背景:诸如ChatGPT之类的大型语言模型(LLM)的最新增强功能以指数方式增加了用户的采用率。这些模型可在移动设备上访问,并支持多模式交互,包括谈话,代码生成,和病人图像上传,扩大其效用,为医疗保健专业人员提供临床决策的实时支持。然而,许多作者强调了采用LLM可能带来的严重风险,主要与安全和符合道德准则有关。
目标:为了应对这些挑战,我们引入了一种新颖的方法学方法,旨在评估在医疗保健领域采用LLM的具体可行性,专注于临床护理,评估他们的表现,从而指导他们的选择。强调法学硕士坚持科学进步,这种方法优先考虑安全和护理个性化,根据“经济合作与发展组织”负责任的人工智能框架。此外,它的动态性质旨在适应LLM的未来演变。
方法:通过整合先进的多学科知识,包括护理信息学,并在前瞻性文献综述的帮助下,确定了七个关键领域和具体评估项目如下:由护理和人工智能专家进行了同行评审,确保科学的严谨性和洞察力的广度,可重复,和连贯的方法论方法。通过李克特7分的量表,定义阈值是为了将LLM分类为“不可用”,\"高度谨慎使用\",和“推荐”类别。在临床肿瘤护理决策中使用这种方法评估了9种最先进的LLM。产生初步结果。双子座高级,AnthropicClaude3和ChatGPT4在分类为“推荐”时达到了最先进的对齐和安全领域的最低得分,也得到了所有领域的认可。LLAMA370B和ChatGPT3.5被归类为“高度谨慎使用”。\"其他人在此域中被归类为不可用。
结论:确定特定医疗保健领域的推荐LLM,结合其批判性,谨慎,和综合使用,可以在决策过程中支持医疗保健专业人员。
BACKGROUND: Recent enhancements in Large Language Models (LLMs) such as ChatGPT have exponentially increased user adoption. These models are accessible on mobile devices and support multimodal interactions, including conversations, code generation, and patient image uploads, broadening their utility in providing healthcare professionals with real-time support for clinical decision-making. Nevertheless, many authors have highlighted serious risks that may arise from the adoption of LLMs, principally related to safety and alignment with ethical guidelines.
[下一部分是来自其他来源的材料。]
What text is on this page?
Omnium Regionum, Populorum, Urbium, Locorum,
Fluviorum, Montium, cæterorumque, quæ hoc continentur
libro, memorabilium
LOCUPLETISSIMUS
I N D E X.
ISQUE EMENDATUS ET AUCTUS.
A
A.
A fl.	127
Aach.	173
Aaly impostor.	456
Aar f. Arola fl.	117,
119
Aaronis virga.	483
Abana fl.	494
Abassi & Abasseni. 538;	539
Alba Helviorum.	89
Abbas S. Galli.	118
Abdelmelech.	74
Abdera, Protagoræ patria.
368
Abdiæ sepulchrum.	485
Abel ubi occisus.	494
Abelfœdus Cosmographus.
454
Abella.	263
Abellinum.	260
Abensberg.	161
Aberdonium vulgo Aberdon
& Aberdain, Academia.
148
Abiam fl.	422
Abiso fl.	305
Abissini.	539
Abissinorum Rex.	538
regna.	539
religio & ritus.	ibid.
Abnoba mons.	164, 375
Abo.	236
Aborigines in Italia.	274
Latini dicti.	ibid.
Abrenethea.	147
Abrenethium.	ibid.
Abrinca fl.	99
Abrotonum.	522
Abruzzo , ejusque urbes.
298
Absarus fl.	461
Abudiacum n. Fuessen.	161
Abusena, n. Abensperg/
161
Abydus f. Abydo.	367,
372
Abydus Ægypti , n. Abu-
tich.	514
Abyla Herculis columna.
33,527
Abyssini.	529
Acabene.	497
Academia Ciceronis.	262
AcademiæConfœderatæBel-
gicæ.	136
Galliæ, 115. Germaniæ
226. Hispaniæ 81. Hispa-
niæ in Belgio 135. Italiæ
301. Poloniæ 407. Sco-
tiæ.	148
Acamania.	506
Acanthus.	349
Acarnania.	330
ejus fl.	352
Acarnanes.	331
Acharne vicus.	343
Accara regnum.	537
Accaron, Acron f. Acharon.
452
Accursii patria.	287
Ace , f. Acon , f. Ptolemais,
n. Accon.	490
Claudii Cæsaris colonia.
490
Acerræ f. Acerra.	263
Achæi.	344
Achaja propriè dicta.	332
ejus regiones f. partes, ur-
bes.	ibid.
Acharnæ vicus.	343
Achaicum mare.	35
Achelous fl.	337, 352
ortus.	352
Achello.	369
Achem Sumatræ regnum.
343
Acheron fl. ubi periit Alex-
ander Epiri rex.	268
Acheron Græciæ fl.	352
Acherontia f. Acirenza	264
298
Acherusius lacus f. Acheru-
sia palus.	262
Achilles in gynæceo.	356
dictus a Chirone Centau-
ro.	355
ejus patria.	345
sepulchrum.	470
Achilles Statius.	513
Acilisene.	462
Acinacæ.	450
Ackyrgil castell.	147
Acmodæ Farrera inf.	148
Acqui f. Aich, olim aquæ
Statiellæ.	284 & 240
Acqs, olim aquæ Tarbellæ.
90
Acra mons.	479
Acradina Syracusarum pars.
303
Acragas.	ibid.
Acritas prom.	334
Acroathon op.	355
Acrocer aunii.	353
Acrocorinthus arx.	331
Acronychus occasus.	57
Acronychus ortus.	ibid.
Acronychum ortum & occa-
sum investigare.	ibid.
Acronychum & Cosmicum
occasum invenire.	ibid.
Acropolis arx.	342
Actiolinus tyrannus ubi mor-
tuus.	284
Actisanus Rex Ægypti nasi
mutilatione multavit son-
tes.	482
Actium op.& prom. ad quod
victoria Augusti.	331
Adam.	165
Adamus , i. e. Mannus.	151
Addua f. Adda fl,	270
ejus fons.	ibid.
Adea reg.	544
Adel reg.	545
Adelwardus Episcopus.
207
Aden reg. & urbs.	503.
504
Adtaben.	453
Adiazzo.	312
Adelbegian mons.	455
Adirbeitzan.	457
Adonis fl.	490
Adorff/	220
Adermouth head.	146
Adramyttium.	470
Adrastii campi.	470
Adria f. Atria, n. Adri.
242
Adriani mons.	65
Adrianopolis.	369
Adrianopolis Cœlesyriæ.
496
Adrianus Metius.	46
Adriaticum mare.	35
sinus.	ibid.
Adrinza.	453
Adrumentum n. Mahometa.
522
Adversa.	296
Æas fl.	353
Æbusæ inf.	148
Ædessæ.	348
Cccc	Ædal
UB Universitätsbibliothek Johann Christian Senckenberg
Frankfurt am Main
OBJECTIVE: To address these challenges, we introduce a novel methodological approach designed to assess the specific feasibility of adopting LLMs within a healthcare area, with a focus on clinical nursing, evaluating their performance and thereby directing their choice. Emphasizing LLMs\' adherence to scientific advancements, this approach prioritizes safety and care personalization, according to the \"Organization for Economic Co-operation and Development\" frameworks for responsible AI. Moreover, its dynamic nature is designed to adapt to future evolutions of LLMs.
METHODS: Through integrating advanced multidisciplinary knowledge, including Nursing Informatics, and aided by a prospective literature review, seven key domains and specific evaluation items were identified as follows:A Peer Review by experts in Nursing and AI was performed, ensuring scientific rigor and breadth of insights for an essential, reproducible, and coherent methodological approach. By means of a 7-point Likert scale, thresholds are defined in order to classify LLMs as \"unusable\", \"usable with high caution\", and \"recommended\" categories. Nine state of the art LLMs were evaluated using this methodology in clinical oncology nursing decision-making, producing preliminary results. Gemini Advanced, Anthropic Claude 3 and ChatGPT 4 achieved the minimum score of the State of the Art Alignment & Safety domain for classification as \"recommended\", being also endorsed across all domains. LLAMA 3 70B and ChatGPT 3.5 were classified as \"usable with high caution.\" Others were classified as unusable in this domain.
CONCLUSIONS: The identification of a recommended LLM for a specific healthcare area, combined with its critical, prudent, and integrative use, can support healthcare professionals in decision-making processes.